The tool implements comprehensive error handling to ensure robust operation across varied collection structures and PageXML formats. Malformed XML files generate warnings but do not halt processing of remaining files. Missing attributes or unexpected XML structures are handled gracefully with fallback values. This approach ensures that the tool completes its analysis even when encountering occasional problematic files.
The tool identifies pages based solely on the presence or absence of transcribed text in Unicode elements. It does not distinguish between genuinely blank pages and pages that failed to process correctly in Transkribus. Manual review of identified empty pages is recommended to determine whether they represent expected blank folios or require transcription attention.
The tool processes each file independently and does not maintain contextual information about document structure or pagination. Multi-page documents where certain pages are intentionally blank (such as versos in single-sided documents) are treated identically to pages that lack transcription due to processing failures.
The output report lists pages in the order they are processed (alphabetical by collection and filename), not in document order. If document-sequential ordering is required, the Excel file should be sorted by the Image Filename or XML Filename columns after generation.
The output format is designed to facilitate integration with other analytical workflows.
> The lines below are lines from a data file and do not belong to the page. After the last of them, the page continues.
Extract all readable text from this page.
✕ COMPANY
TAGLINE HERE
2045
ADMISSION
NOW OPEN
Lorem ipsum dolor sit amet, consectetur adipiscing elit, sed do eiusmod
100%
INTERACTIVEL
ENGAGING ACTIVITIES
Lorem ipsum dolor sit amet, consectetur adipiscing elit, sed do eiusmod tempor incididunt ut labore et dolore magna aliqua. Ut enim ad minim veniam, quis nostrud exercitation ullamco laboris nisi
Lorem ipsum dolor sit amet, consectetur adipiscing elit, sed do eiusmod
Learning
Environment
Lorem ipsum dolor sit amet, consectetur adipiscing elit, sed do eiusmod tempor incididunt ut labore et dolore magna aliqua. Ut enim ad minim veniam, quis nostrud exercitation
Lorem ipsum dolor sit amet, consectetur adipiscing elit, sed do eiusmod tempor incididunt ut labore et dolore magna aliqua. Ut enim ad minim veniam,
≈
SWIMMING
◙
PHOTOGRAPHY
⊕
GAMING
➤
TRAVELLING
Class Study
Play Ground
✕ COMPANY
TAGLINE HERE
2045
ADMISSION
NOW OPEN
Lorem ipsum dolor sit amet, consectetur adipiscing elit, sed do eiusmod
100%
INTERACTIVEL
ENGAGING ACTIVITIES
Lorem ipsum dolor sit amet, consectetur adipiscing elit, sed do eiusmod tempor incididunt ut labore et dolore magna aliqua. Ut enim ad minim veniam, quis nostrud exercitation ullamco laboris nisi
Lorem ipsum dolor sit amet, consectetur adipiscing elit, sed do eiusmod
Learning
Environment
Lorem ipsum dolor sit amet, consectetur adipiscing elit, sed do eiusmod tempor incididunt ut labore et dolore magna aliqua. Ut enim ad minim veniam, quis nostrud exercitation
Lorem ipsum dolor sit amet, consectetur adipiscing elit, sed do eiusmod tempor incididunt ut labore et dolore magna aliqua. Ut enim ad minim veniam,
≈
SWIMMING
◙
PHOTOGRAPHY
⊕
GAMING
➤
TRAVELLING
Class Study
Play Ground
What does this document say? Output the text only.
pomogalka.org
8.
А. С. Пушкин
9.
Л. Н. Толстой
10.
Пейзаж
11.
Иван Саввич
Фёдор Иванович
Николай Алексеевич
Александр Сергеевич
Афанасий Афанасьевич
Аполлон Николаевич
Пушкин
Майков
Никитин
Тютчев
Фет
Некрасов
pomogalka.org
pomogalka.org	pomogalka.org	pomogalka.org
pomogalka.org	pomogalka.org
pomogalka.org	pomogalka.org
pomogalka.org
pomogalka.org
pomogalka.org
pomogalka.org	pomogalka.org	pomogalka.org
The Excel file can be filtered and sorted to identify patterns (such as all empty pages occurring in a particular collection), and the structured format enables programmatic post-processing if needed.
The CSV fallback format ensures compatibility with systems where Excel format handling is problematic or where further processing will be performed using command-line tools or statistical software expecting tabular data.
This tool is provided under the MIT Licence, permitting free use, modification, and distribution with attribution.
Version 1.0 (2025): Initial release with collection discovery, PageXML parsing, empty page detection, and Excel/CSV output generation.